A new year in the tunnels. Patrick Rejaunier
"No need to be a fortune teller: a little anticipation and stock market technique are enough".
Mapping the future stock market year has always been very uncertain, even more so in an increasingly complex world where financial trajectories are precisely the consequences of this complexity. Rarely has the transition from one year to the next been so abstruse because the world has never undergone such an evolution, or even such a revolution. Technological change and its productivity gains have been able to generate abundant wealth on the planet. But an unbalanced wealth, hence the sometimes violent reactions of peoples. Balance - justice, dominant themes in popular demands or even in those of leaders, take on more prominence. Isn't Donald Trump's original attitude tinged with this legitimate validity, even if the posture is less sympathetic? As we can see, determining trajectories in the financial world also means taking into account this changing environment.
Adaptation and Reactivity to the unexpected
The real quality of the manager is not to try to anticipate the unpredictable but to adapt, to be reactive to the present, i.e. to make the right choices in a more or less efficient timing, during changes in stock market cycles. To be more concrete, let us try to determine the contours of the market for early 2019. Volatility should accompany index trajectories. Indeed, the United States is simply in the process of initiating the downward trend that will prevent any lasting recovery on the European front. Nevertheless, the continental indices are already located in an oversold zone, which should make them more resilient to sharp declines across the Atlantic. Valuation levels in sectors highly affected by a surge in protectionism create opportunities for investors with a long-term vision. The fear of the short term often blinds us to opportunities for the long term. Low valuation, increased volatility: perfect environment for Optional Bullish Tunnels
A fan of options, if volatility were to intensify in the coming weeks with a further decline in the markets, I would see the implementation of some bullish tunnel strategies via puts spreads. The approach is intended to be basic:
Identify stocks that are in the overbought phase, backed by strong intrinsic qualities: the StockScreener allows you to select these dual technical and fundamental criteria.

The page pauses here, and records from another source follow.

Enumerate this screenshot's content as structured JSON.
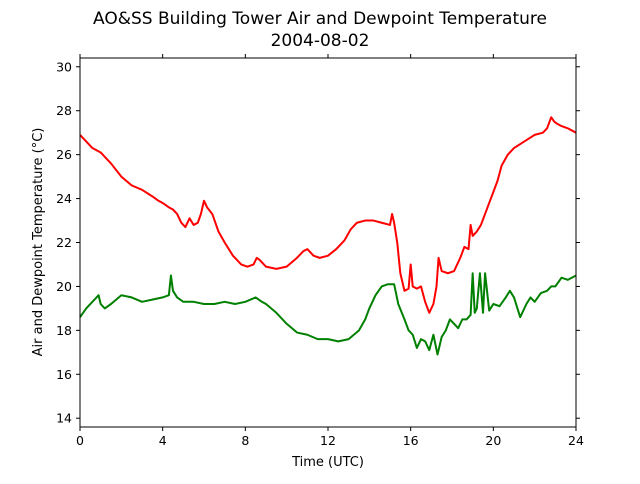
{
  "chart_data": {
    "type": "line",
    "title": "AO&SS Building Tower Air and Dewpoint Temperature",
    "subtitle": "2004-08-02",
    "xlabel": "Time (UTC)",
    "ylabel": "Air and Dewpoint Temperature (°C)",
    "xlim": [
      0,
      24
    ],
    "ylim": [
      13.6,
      30.4
    ],
    "xticks": [
      0,
      4,
      8,
      12,
      16,
      20,
      24
    ],
    "yticks": [
      14,
      16,
      18,
      20,
      22,
      24,
      26,
      28,
      30
    ],
    "grid": false,
    "series": [
      {
        "color": "#ff0000",
        "x": [
          0,
          0.3,
          0.6,
          1.0,
          1.5,
          2.0,
          2.5,
          3.0,
          3.5,
          3.8,
          4.0,
          4.3,
          4.5,
          4.7,
          4.9,
          5.1,
          5.3,
          5.5,
          5.7,
          5.85,
          6.0,
          6.15,
          6.4,
          6.7,
          7.0,
          7.4,
          7.8,
          8.1,
          8.4,
          8.55,
          8.7,
          9.0,
          9.5,
          10.0,
          10.5,
          10.8,
          11.0,
          11.3,
          11.6,
          12.0,
          12.4,
          12.8,
          13.1,
          13.4,
          13.8,
          14.2,
          14.6,
          15.0,
          15.1,
          15.2,
          15.35,
          15.5,
          15.7,
          15.9,
          16.0,
          16.1,
          16.3,
          16.5,
          16.7,
          16.9,
          17.1,
          17.25,
          17.35,
          17.5,
          17.8,
          18.1,
          18.4,
          18.6,
          18.8,
          18.9,
          19.0,
          19.2,
          19.4,
          19.6,
          19.8,
          20.0,
          20.2,
          20.4,
          20.7,
          21.0,
          21.5,
          22.0,
          22.4,
          22.6,
          22.8,
          22.95,
          23.1,
          23.3,
          23.6,
          24.0
        ],
        "y": [
          26.9,
          26.6,
          26.3,
          26.1,
          25.6,
          25.0,
          24.6,
          24.4,
          24.1,
          23.9,
          23.8,
          23.6,
          23.5,
          23.3,
          22.9,
          22.7,
          23.1,
          22.8,
          22.9,
          23.3,
          23.9,
          23.6,
          23.3,
          22.5,
          22.0,
          21.4,
          21.0,
          20.9,
          21.0,
          21.3,
          21.2,
          20.9,
          20.8,
          20.9,
          21.3,
          21.6,
          21.7,
          21.4,
          21.3,
          21.4,
          21.7,
          22.1,
          22.6,
          22.9,
          23.0,
          23.0,
          22.9,
          22.8,
          23.3,
          22.9,
          22.0,
          20.6,
          19.8,
          19.9,
          21.0,
          20.0,
          19.9,
          20.0,
          19.3,
          18.8,
          19.2,
          20.0,
          21.3,
          20.7,
          20.6,
          20.7,
          21.3,
          21.8,
          21.7,
          22.8,
          22.3,
          22.5,
          22.8,
          23.3,
          23.8,
          24.3,
          24.8,
          25.5,
          26.0,
          26.3,
          26.6,
          26.9,
          27.0,
          27.2,
          27.7,
          27.5,
          27.4,
          27.3,
          27.2,
          27.0
        ]
      },
      {
        "color": "#008000",
        "x": [
          0,
          0.3,
          0.6,
          0.9,
          1.0,
          1.2,
          1.5,
          2.0,
          2.5,
          3.0,
          3.5,
          4.0,
          4.3,
          4.4,
          4.5,
          4.7,
          5.0,
          5.5,
          6.0,
          6.5,
          7.0,
          7.5,
          8.0,
          8.5,
          8.8,
          9.0,
          9.5,
          10.0,
          10.5,
          11.0,
          11.5,
          12.0,
          12.5,
          13.0,
          13.5,
          13.8,
          14.0,
          14.3,
          14.6,
          14.9,
          15.2,
          15.4,
          15.7,
          15.9,
          16.1,
          16.3,
          16.5,
          16.7,
          16.9,
          17.1,
          17.3,
          17.5,
          17.7,
          17.9,
          18.1,
          18.3,
          18.5,
          18.7,
          18.9,
          19.0,
          19.1,
          19.2,
          19.35,
          19.5,
          19.6,
          19.8,
          20.0,
          20.3,
          20.6,
          20.8,
          21.0,
          21.3,
          21.6,
          21.8,
          22.0,
          22.3,
          22.6,
          22.8,
          23.0,
          23.3,
          23.6,
          24.0
        ],
        "y": [
          18.6,
          19.0,
          19.3,
          19.6,
          19.2,
          19.0,
          19.2,
          19.6,
          19.5,
          19.3,
          19.4,
          19.5,
          19.6,
          20.5,
          19.8,
          19.5,
          19.3,
          19.3,
          19.2,
          19.2,
          19.3,
          19.2,
          19.3,
          19.5,
          19.3,
          19.2,
          18.8,
          18.3,
          17.9,
          17.8,
          17.6,
          17.6,
          17.5,
          17.6,
          18.0,
          18.5,
          19.0,
          19.6,
          20.0,
          20.1,
          20.1,
          19.2,
          18.5,
          18.0,
          17.8,
          17.2,
          17.6,
          17.5,
          17.1,
          17.8,
          16.9,
          17.7,
          18.0,
          18.5,
          18.3,
          18.1,
          18.5,
          18.5,
          18.7,
          20.6,
          18.8,
          19.0,
          20.6,
          18.8,
          20.6,
          18.9,
          19.2,
          19.1,
          19.5,
          19.8,
          19.5,
          18.6,
          19.2,
          19.5,
          19.3,
          19.7,
          19.8,
          20.0,
          20.0,
          20.4,
          20.3,
          20.5
        ]
      }
    ]
  }
}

Set up the optional strategy: Bullish Tunnels on options with sale of credit "puts spreads" allowing to Buy a call outside the currency.
These transactions are highly profitable in the event of a market rebound. In the event of a decline, the risk is limited to the spread or to the purchase of the security at the exercise price of the put sold, i.e. approximately 5% below the share price on the day of the transaction. The advantage of implementing these combinations lies in the margin of error, because everyone knows that it is impossible to buy, without the lucky move, at the lowest price. The positioning of this strategy will make it possible to be more flexible on the entry price, to outperform in the event of a decline, compared to a direct purchase on the stock, while producing an upward return. What more could you ask for?